Amado Montalvo nació un 22 de diciembre de 1948 en Enramadas, uno de esos barrios con alma y de los más antiguos de Santiago de Cuba. Su destino estaba marcado por las manos de su abuelo paterno, de quien heredó el arte de la peluquería. No fue un camino fácil: entre las décadas de los 50 y los 60, dedicarse al cuidado del cabello, la belleza y la apariencia se miraba de reojo; la sociedad de entonces lo catalogaba como un oficio puramente «afeminado».
Pero el talento de Amado pudo más. Apenas a los 18 años, ya dominaba con maestría todos los secretos de los “figaros”, como se les llamaba con cariño y picardía a los peluqueros, especialmente en La Habana, la ciudad que lo recibió siendo un joven lleno de sueños. Se estableció en la calle Aguiar, y fue justo allí, donde construyo su hogar y donde comenzó también su verdadera pesadilla. Muy pronto se había ganado el respeto y el afecto de su clientela, un grupo variado que reunía a artistas jóvenes, músicos, empleados públicos e incluso a uno que otro «camarada» de barba larga y melena rebelde.
Su local era un refugio de vida. Allí, “dar muela” —conversar sin prisa, charlar, compartir el chisme sano y debatir apasionadamente sobre política, música o béisbol— era el alma de cada jornada. Sin embargo, la intolerancia apagó esa alegría. En medio de una de esas tertulias, un vecino lo increpó con amargura, juzgando su oficio como “delicado y de maricones”. A los pocos días, una redada policial interrumpió su vida y lo arrestó bajo ese mismo prejuicio.
Lo enviaron a un campo de trabajo forzado. Allí, bajo el sol implacable, lo sometieron al desgaste físico del corte de caña de azúcar, con la cruel idea de que el castigo y el sudor lo convertirían en «hombre». Detrás de esas consignas solo había explotación laboral y un intento de borrar su identidad. Fueron cinco largos años de cautiverio, pero la violencia no pudo tocar su memoria: Amado jamás olvidó la nobleza de su arte.
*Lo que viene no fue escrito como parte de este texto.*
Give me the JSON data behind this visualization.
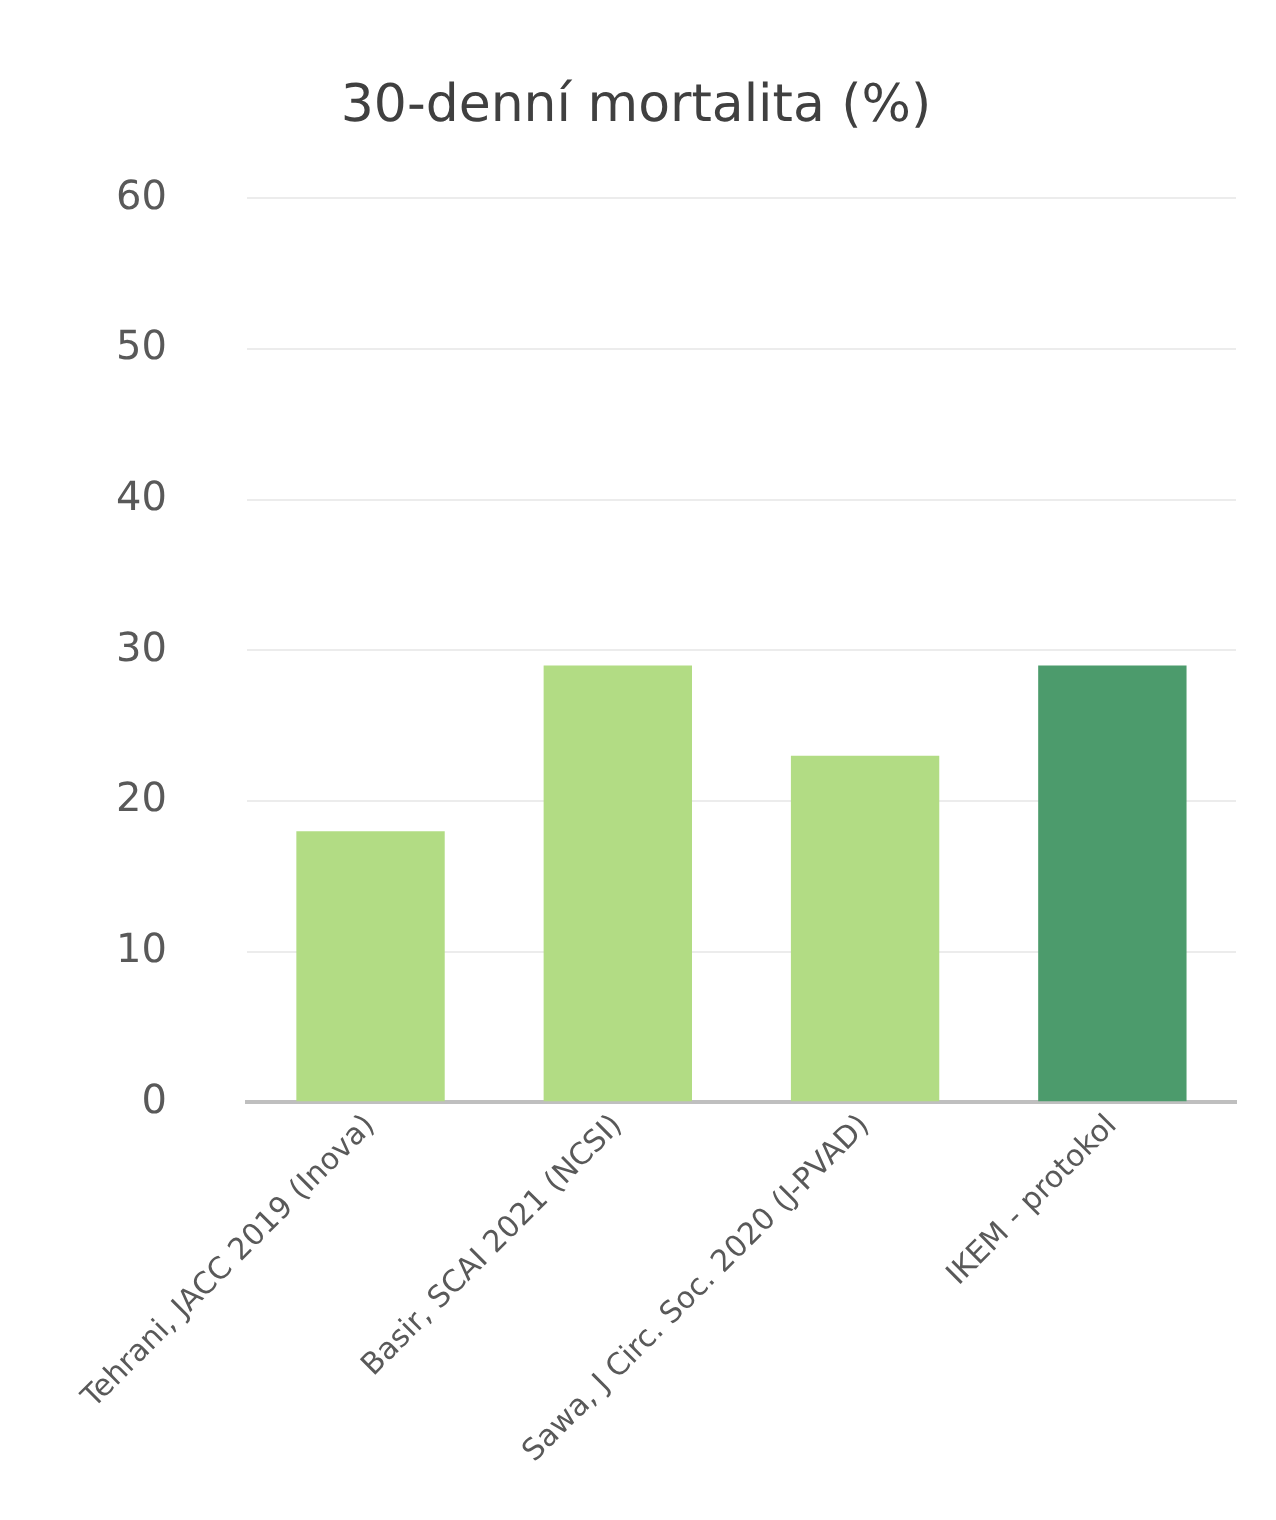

Cuando al fin pudo regresar, sanó las heridas haciendo lo que mejor sabía hacer. Se instaló en un solar de la Avenida de las Misiones y, en poco tiempo, sus viejos amigos y clientes volvieron a llenar su espacio. Amado nunca dejó de ser él mismo; se mantuvo firme, digno, defendiendo su esencia y su derecho a existir a punta de tijeretazos y barberas afiladas.
Las paredes de su negocio están gastadas, pero las manos de Amado siguen firmes. En esa esquina de la calle Aguiar, en el callejón de los peluqueros, el tintineo de sus tijeras es el sonido de una victoria silenciosa contra el pasado. Hoy, cada historia que comparte en su sillón curtido es la prueba de que su arte fue más fuerte que el castigo. Quienes lo visitan no solo buscan un corte de cabello, sino contagiarse de la dignidad de un hombre que, tras ser obligado a doblar la espalda bajo el inclemente sol de la isla, prefirió mantener la cabeza en alto. Aún sigue “dando muela” con la sonrisa y la paz de quien sabe que nunca más tendrá que volver a cortar caña.